Others near me, older hands at the business, did much better, but I thought this well enough. I would prefer raising tomatoes at 37 cents a bushel to potatoes at 75. The amount realized from an acre far exceeds that of potatoes. A smart man will gather from sixty to seventy bushels a day. The expense of cultivating, using plenty of manure, is about $60 per acre, and the gross yield may be safely calculated $250, leaving about $200 sure surplus. If it were not for the sudden and tremendous fall in prices to which tomatoes are subject soon after they come into market, growers might become rich in a few years.

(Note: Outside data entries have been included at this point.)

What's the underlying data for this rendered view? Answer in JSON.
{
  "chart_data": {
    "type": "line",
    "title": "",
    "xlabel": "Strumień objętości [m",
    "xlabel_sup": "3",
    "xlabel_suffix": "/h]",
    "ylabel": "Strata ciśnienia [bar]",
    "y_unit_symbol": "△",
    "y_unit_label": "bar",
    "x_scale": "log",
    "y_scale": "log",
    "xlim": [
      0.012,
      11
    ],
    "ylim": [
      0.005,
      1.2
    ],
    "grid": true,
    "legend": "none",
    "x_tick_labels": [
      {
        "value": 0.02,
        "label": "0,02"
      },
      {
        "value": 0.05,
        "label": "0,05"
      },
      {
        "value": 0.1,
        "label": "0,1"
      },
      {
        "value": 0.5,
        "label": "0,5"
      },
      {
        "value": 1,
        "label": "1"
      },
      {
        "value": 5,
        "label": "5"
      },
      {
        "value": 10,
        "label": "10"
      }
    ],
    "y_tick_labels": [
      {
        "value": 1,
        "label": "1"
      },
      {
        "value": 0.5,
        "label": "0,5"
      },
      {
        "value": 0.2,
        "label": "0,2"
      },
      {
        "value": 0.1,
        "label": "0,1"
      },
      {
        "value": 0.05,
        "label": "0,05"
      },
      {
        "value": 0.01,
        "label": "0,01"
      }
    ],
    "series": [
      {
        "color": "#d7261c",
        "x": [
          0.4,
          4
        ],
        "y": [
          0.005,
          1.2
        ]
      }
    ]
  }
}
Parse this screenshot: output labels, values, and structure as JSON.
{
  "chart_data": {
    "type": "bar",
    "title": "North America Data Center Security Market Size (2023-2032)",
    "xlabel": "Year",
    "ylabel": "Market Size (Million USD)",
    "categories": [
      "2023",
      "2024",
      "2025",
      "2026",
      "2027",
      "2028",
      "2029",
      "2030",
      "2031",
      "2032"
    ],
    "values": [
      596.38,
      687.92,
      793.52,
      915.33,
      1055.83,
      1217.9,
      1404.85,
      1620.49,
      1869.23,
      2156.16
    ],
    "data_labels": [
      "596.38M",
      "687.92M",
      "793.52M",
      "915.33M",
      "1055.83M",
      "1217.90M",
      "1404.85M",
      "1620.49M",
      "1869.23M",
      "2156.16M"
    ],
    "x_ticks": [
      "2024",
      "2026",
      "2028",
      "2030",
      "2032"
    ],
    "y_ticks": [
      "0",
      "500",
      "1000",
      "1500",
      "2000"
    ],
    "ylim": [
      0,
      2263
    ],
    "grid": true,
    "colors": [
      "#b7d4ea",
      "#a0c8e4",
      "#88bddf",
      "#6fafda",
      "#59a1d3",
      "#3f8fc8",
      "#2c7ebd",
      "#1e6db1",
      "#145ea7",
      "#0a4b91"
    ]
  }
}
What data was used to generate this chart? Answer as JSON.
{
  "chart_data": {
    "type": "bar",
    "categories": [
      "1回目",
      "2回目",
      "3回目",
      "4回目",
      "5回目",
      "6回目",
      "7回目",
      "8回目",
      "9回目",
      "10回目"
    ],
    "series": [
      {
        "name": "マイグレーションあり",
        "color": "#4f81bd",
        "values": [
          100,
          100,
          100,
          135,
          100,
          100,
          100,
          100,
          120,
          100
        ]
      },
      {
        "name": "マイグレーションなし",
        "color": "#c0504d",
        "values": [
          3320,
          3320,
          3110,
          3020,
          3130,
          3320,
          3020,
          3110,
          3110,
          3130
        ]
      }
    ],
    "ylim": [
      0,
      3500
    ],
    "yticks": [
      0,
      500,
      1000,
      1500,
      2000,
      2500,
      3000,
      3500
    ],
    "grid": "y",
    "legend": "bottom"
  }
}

The other acre was occupied with corn, roots, and cabbage, for winter feeding, with potatoes for family use. Turnips were sowed wherever room could be found for them, and no spot about the farm was permitted to remain idle. A hill of corn, a cabbage, a pumpkin-vine, or whatever else was suited to it, was planted. But of potatoes we did sell enough to amount to $24. On the acre occupied with blackberries, early cabbages were planted to the number of 4,000. Many of these, of course, were small and not marketable, though well manured and carefully attended. But all such were very acceptable in the barnyard and pig-pen. Of sound cabbages I sold 3,120, at an average of two and one-quarter cents, amounting to $70.20. I cannot tell how it was, but other persons close to me raised larger and better heads, and of course realized better prices. But I had no reason to complain.